2.      Menjauhkan diri dari perbuatan dan perkataan yang tidak berguna.
3.      Mengeluarkan zakat.
4.      Menjaga kehormatan diri
5.      Menjaga amanah
6.      Dan memelihara sholatnya.
Ketika teta (θ) kesejahteraan ini dilihat dari sudut pandang maqasyid syariah, maka kehendak tawhid yang disampaikan dalam bahasa langit itu diterjemahkan dalam bahasa yang membumi untuk kepentingan sejagat. Maka terjadilah proses interaksi dengan sistem yang ada, diantaranya sistem politik, ekonomi dan budaya. Integrasi yang dilahirkan dari sistem itu melahirkan X (θ), dimana dalam konteks penelitian ini X (θ) tidak lain adalah proses pembangunan itu sendiri. Sehingga pembangunan dapat dipandang sebagai syuratic proses,  diantara teori dengan realitas, diantara berbagai stake holder, pemerintah, masyarakat dan pelaku usaha dan sebagainya.

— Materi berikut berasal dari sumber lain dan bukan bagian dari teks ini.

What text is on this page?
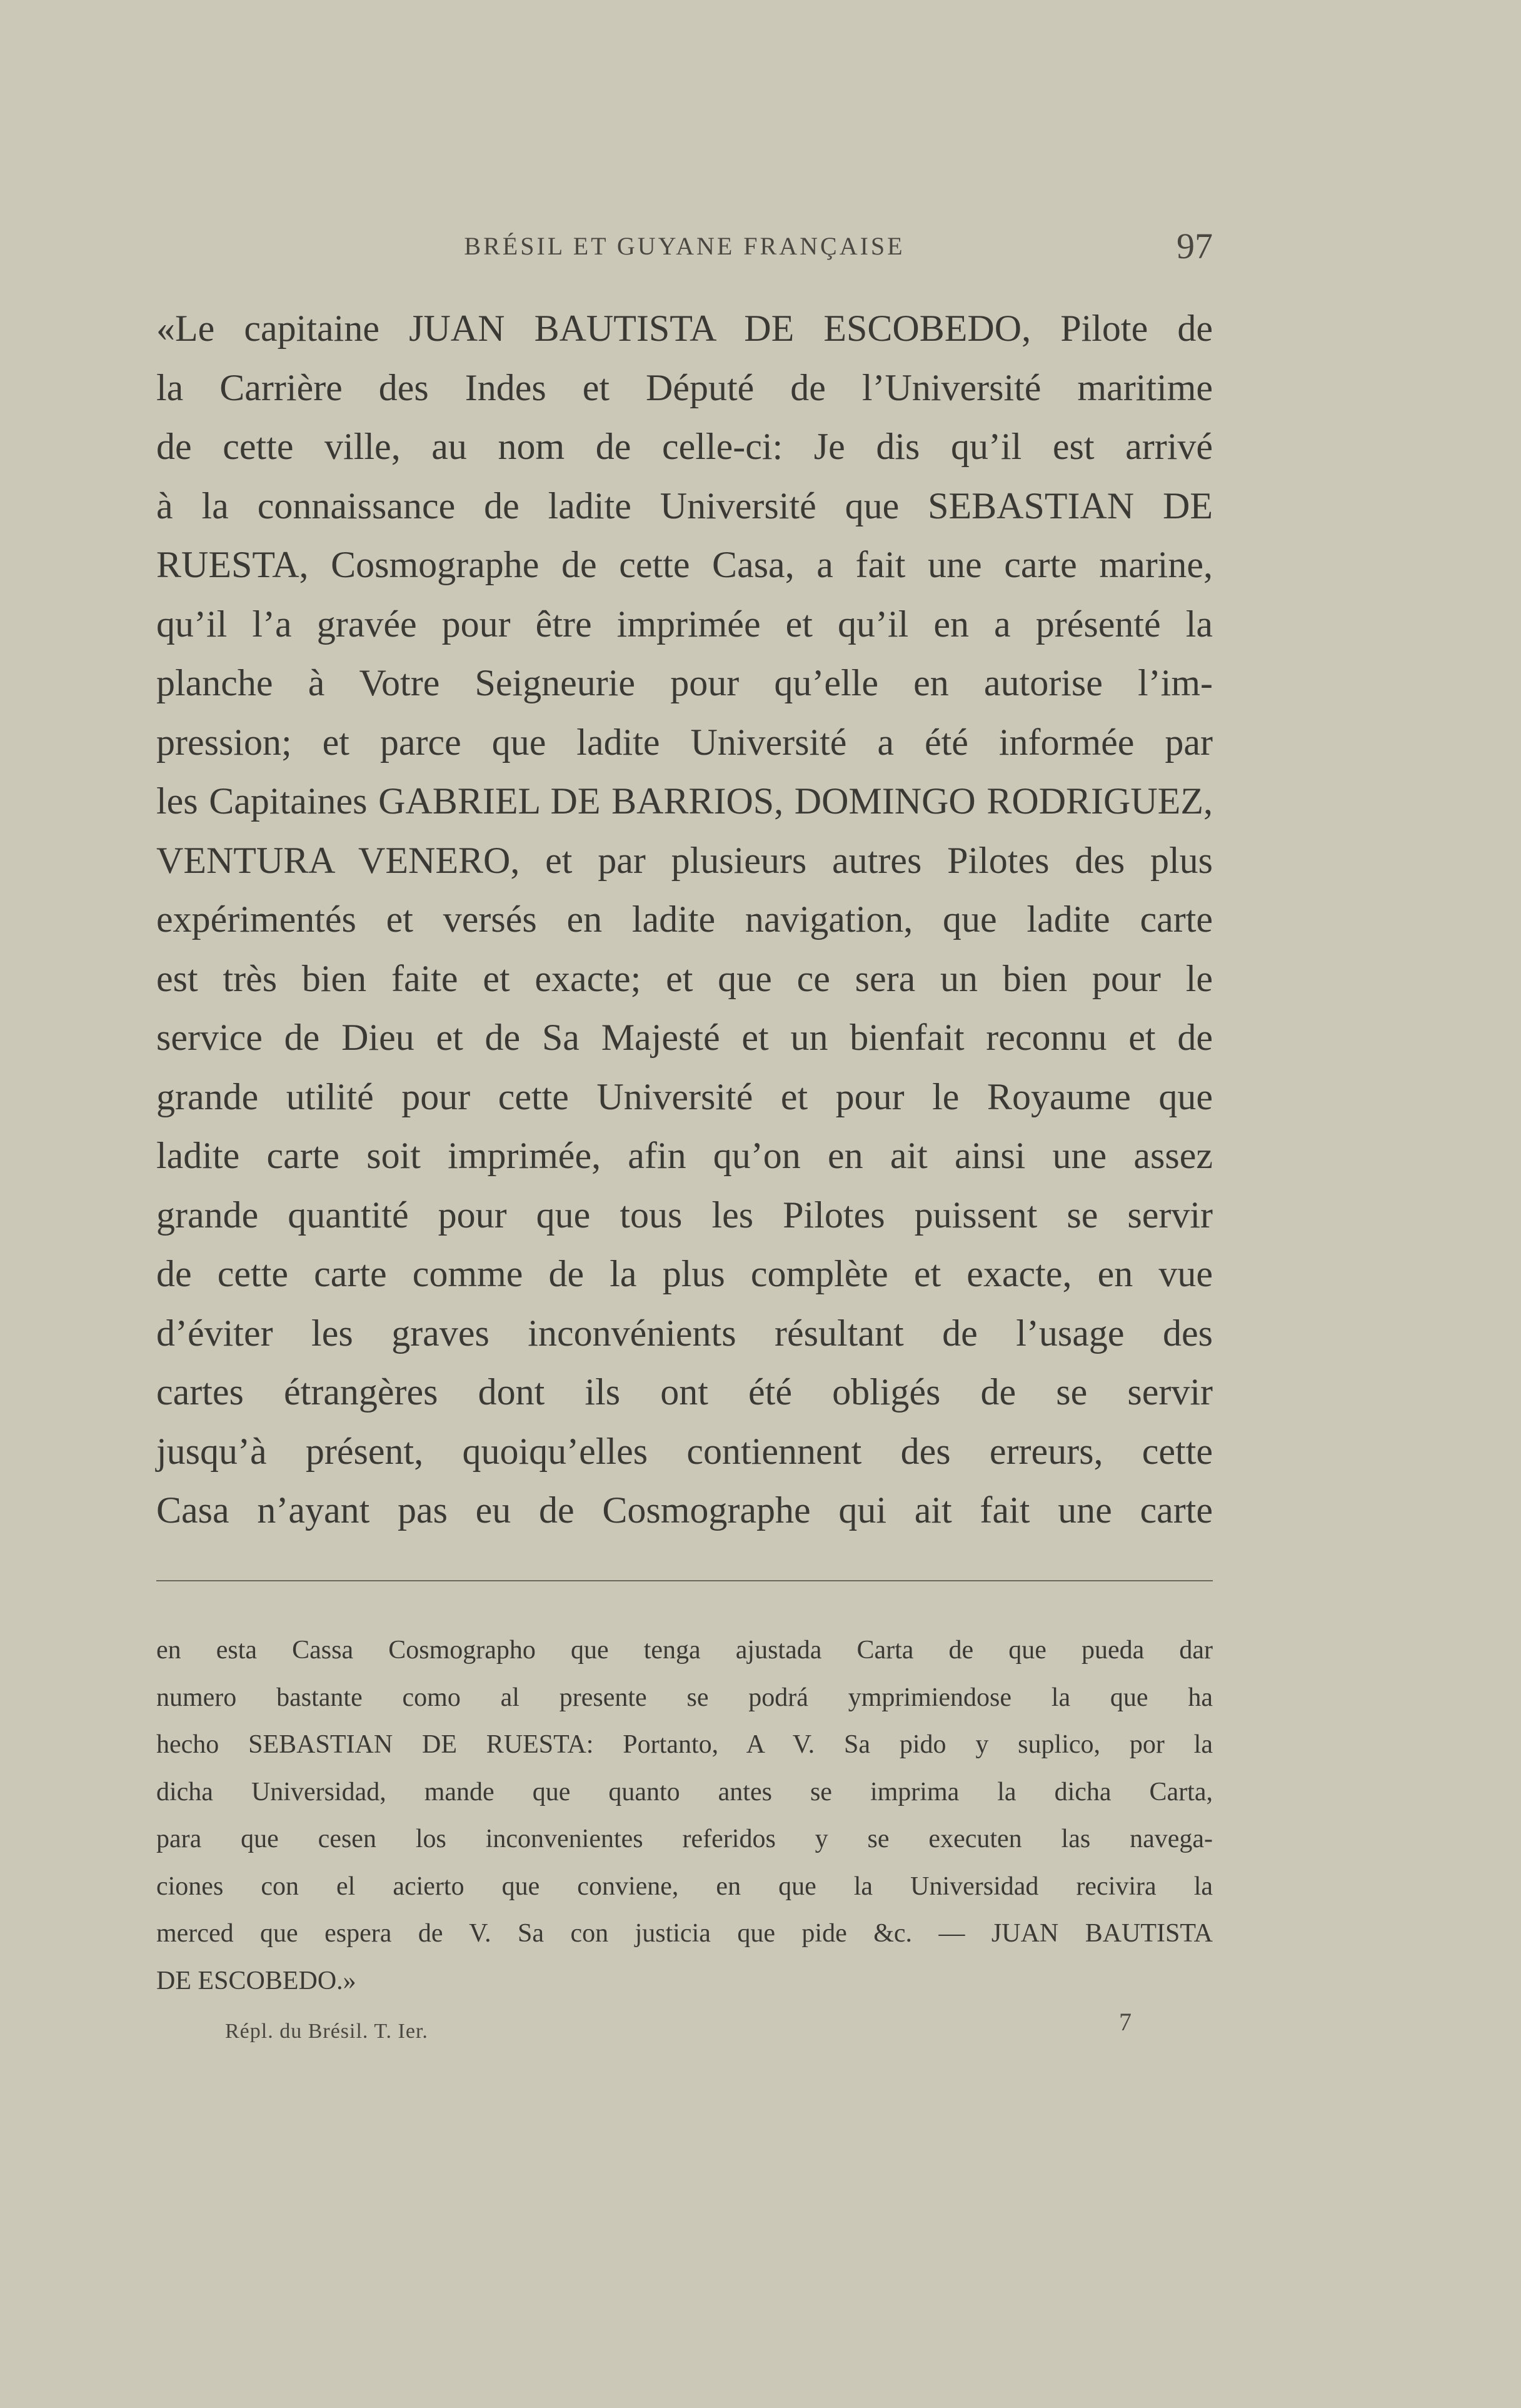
BRÉSIL ET GUYANE FRANÇAISE	97
«Le capitaine JUAN BAUTISTA DE ESCOBEDO, Pilote de
la Carrière des Indes et Député de l’Université maritime
de cette ville, au nom de celle-ci: Je dis qu’il est arrivé
à la connaissance de ladite Université que SEBASTIAN DE
RUESTA, Cosmographe de cette Casa, a fait une carte marine,
qu’il l’a gravée pour être imprimée et qu’il en a présenté la
planche à Votre Seigneurie pour qu’elle en autorise l’im-
pression; et parce que ladite Université a été informée par
les Capitaines GABRIEL DE BARRIOS, DOMINGO RODRIGUEZ,
VENTURA VENERO, et par plusieurs autres Pilotes des plus
expérimentés et versés en ladite navigation, que ladite carte
est très bien faite et exacte; et que ce sera un bien pour le
service de Dieu et de Sa Majesté et un bienfait reconnu et de
grande utilité pour cette Université et pour le Royaume que
ladite carte soit imprimée, afin qu’on en ait ainsi une assez
grande quantité pour que tous les Pilotes puissent se servir
de cette carte comme de la plus complète et exacte, en vue
d’éviter les graves inconvénients résultant de l’usage des
cartes étrangères dont ils ont été obligés de se servir
jusqu’à présent, quoiqu’elles contiennent des erreurs, cette
Casa n’ayant pas eu de Cosmographe qui ait fait une carte
en esta Cassa Cosmographo que tenga ajustada Carta de que pueda dar
numero bastante como al presente se podrá ymprimiendose la que ha
hecho SEBASTIAN DE RUESTA: Portanto, A V. Sa pido y suplico, por la
dicha Universidad, mande que quanto antes se imprima la dicha Carta,
para que cesen los inconvenientes referidos y se executen las navega-
ciones con el acierto que conviene, en que la Universidad recivira la
merced que espera de V. Sa con justicia que pide &c. — JUAN BAUTISTA
DE ESCOBEDO.»
Répl. du Brésil. T. Ier.	7
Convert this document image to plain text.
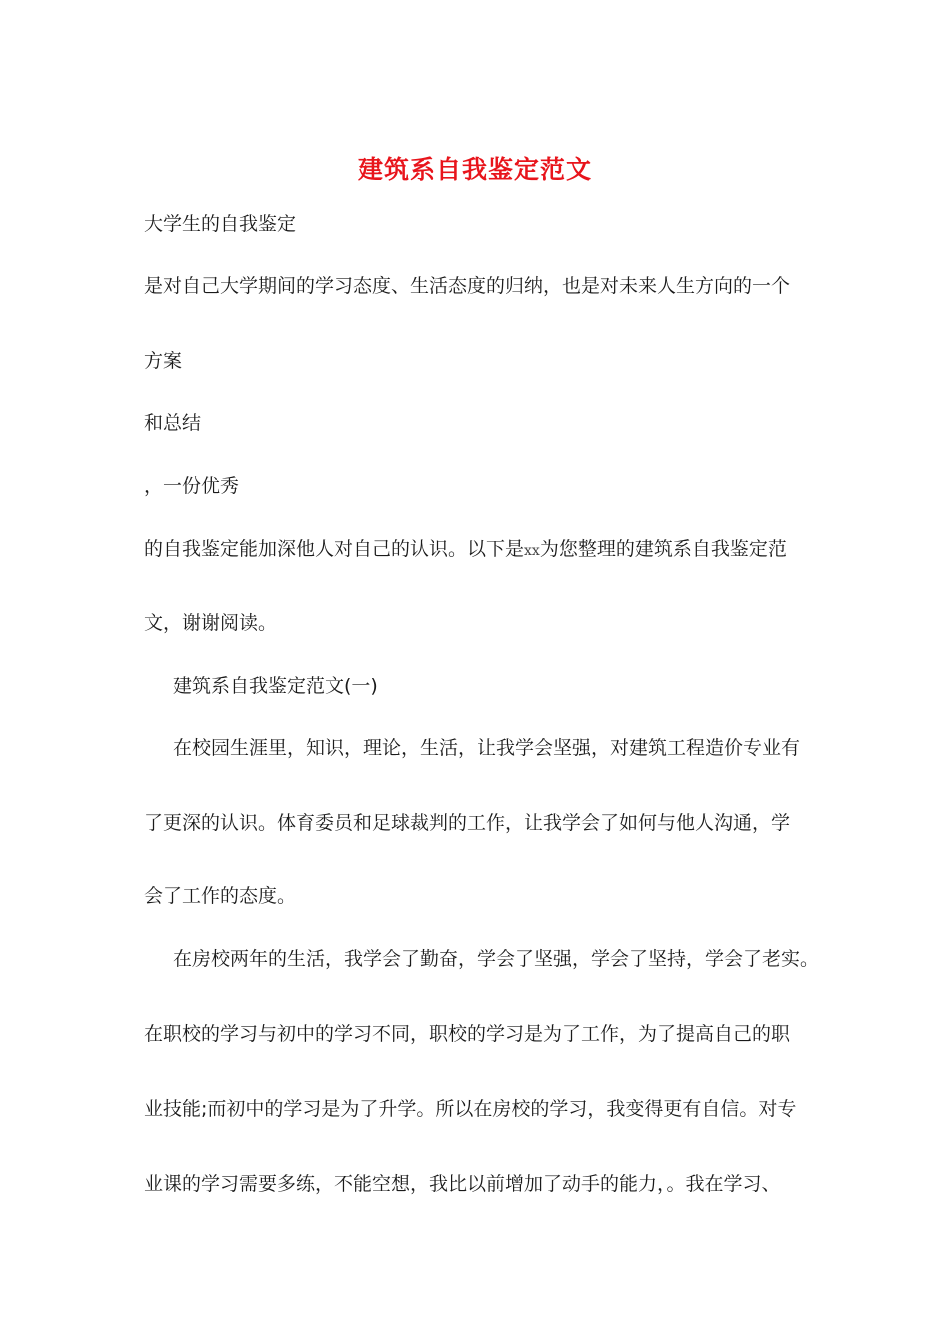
建筑系自我鉴定范文
大学生的自我鉴定
是对自己大学期间的学习态度、生活态度的归纳，也是对未来人生方向的一个
方案
和总结
，一份优秀
的自我鉴定能加深他人对自己的认识。以下是xx为您整理的建筑系自我鉴定范
文，谢谢阅读。
建筑系自我鉴定范文(一)
在校园生涯里，知识，理论，生活，让我学会坚强，对建筑工程造价专业有
了更深的认识。体育委员和足球裁判的工作，让我学会了如何与他人沟通，学
会了工作的态度。
在房校两年的生活，我学会了勤奋，学会了坚强，学会了坚持，学会了老实。
在职校的学习与初中的学习不同，职校的学习是为了工作，为了提高自己的职
业技能;而初中的学习是为了升学。所以在房校的学习，我变得更有自信。对专
业课的学习需要多练，不能空想，我比以前增加了动手的能力，。我在学习、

Perbedaan sistem pada masyarakat akan menyebabkan model integrasi yang berbeda bagi tiap-tiap masyarakat. Masyarakat dengan sistem kapitalis percaya bahwa proses pembangunan harus dapat memperbesar kapasitas ekonomi masyarakat, sehingga melahirkan pendapatan (PDB per kapita) sebagai ukuran kinerja pembangunan. Lain pula halnya dengan masyarakat sosialis, pembangunan selalu dipandang sebagai proses pemerataan dengan cita-cita welfare stat (negara kesejahteraan).
Meskipun dengan berbagai perbedaan dalam model X (θ) atau pendekatan pembangunan, semua model itu pasti berharap kepada suatu tatanan nilai well-being fuction  yang dilambangkan dengan W(θ, X (θ)), dimana semua model pendekatan pembangunan menginginkan satu tatanan masyarakat yang sejahtera.